Stripe returns risk signals in the response based on the evaluation type. Use these signals to make informed decisions about allowing or blocking the action.

| Evaluation type | Signal returned    | Description                                                                     |
| --------------- | ------------------ | ------------------------------------------------------------------------------- |
| `registration`  | `multi_accounting` | Risk that the same end customer is registering multiple times                   |
| `login`         | `account_sharing`  | Risk that the same account is being used from multiple locations simultaneously |

Each signal includes a score.

## Report outcome

After you evaluate a customer, report the final outcome to Stripe. This feedback improves our accuracy in abuse detection over time.

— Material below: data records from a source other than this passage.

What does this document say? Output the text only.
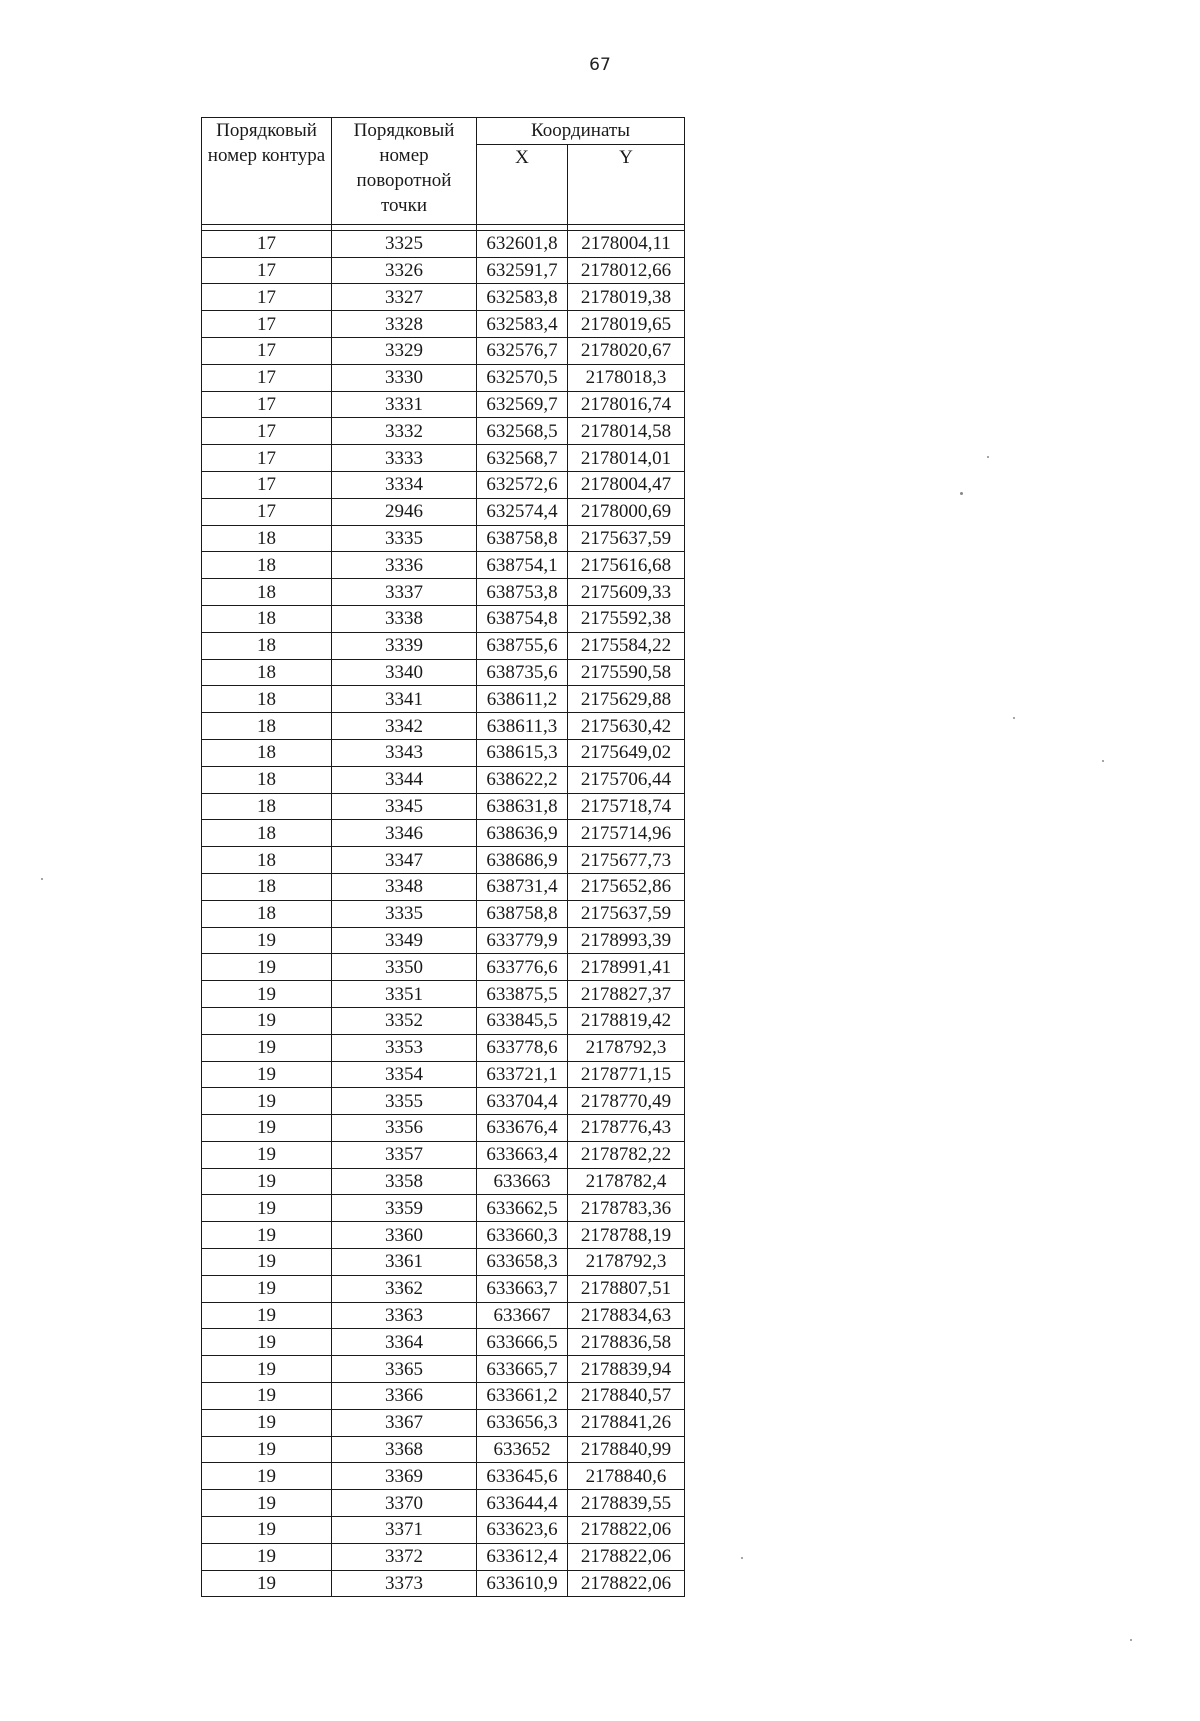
67
Порядковый номер контура	Порядковый номер поворотной точки	Координаты	
		X	Y

17	3325	632601,8	2178004,11
17	3326	632591,7	2178012,66
17	3327	632583,8	2178019,38
17	3328	632583,4	2178019,65
17	3329	632576,7	2178020,67
17	3330	632570,5	2178018,3
17	3331	632569,7	2178016,74
17	3332	632568,5	2178014,58
17	3333	632568,7	2178014,01
17	3334	632572,6	2178004,47
17	2946	632574,4	2178000,69
18	3335	638758,8	2175637,59
18	3336	638754,1	2175616,68
18	3337	638753,8	2175609,33
18	3338	638754,8	2175592,38
18	3339	638755,6	2175584,22
18	3340	638735,6	2175590,58
18	3341	638611,2	2175629,88
18	3342	638611,3	2175630,42
18	3343	638615,3	2175649,02
18	3344	638622,2	2175706,44
18	3345	638631,8	2175718,74
18	3346	638636,9	2175714,96
18	3347	638686,9	2175677,73
18	3348	638731,4	2175652,86
18	3335	638758,8	2175637,59
19	3349	633779,9	2178993,39
19	3350	633776,6	2178991,41
19	3351	633875,5	2178827,37
19	3352	633845,5	2178819,42
19	3353	633778,6	2178792,3
19	3354	633721,1	2178771,15
19	3355	633704,4	2178770,49
19	3356	633676,4	2178776,43
19	3357	633663,4	2178782,22
19	3358	633663	2178782,4
19	3359	633662,5	2178783,36
19	3360	633660,3	2178788,19
19	3361	633658,3	2178792,3
19	3362	633663,7	2178807,51
19	3363	633667	2178834,63
19	3364	633666,5	2178836,58
19	3365	633665,7	2178839,94
19	3366	633661,2	2178840,57
19	3367	633656,3	2178841,26
19	3368	633652	2178840,99
19	3369	633645,6	2178840,6
19	3370	633644,4	2178839,55
19	3371	633623,6	2178822,06
19	3372	633612,4	2178822,06
19	3373	633610,9	2178822,06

Call [report](https://docs.stripe.com/api/radar/customer-evaluation/report.md) and pass the `type` of event you’re reporting. Supported event types include:

- `registration_success`: Report when a registration completes successfully
- `registration_failed`: Report when a registration attempt fails
- `login_success`: Report when a login completes successfully
- `login_failed`: Report when a login attempt fails

The following example shows a successful registration:

```curl
curl https://api.stripe.com/v1/radar/customer_evaluations/caeval_******/report \
  -u "<<YOUR_SECRET_KEY>>:" \
  -H "Stripe-Version: 2026-03-04.preview" \
  -d type=registration_success
```

## Use with Payment Intents

When creating payments, you must use the same customer ID that you used for the customer evaluation. This helps with providing accurate risk assessments by connecting registration, login, and payment activity for the same customer.

```curl
curl https://api.stripe.com/v1/payment_intents \
  -u "<<YOUR_SECRET_KEY>>:" \
  -H "Stripe-Version: 2026-03-04.preview" \
  -d amount=1000 \
  -d currency=usd \
  --data-urlencode "customer=cus_****" \
  --data-urlencode "payment_method=pm_****" \
  -d confirm=true
```

> The `customer` parameter at the time of payment must match the customer ID used when creating the `CustomerEvaluation`.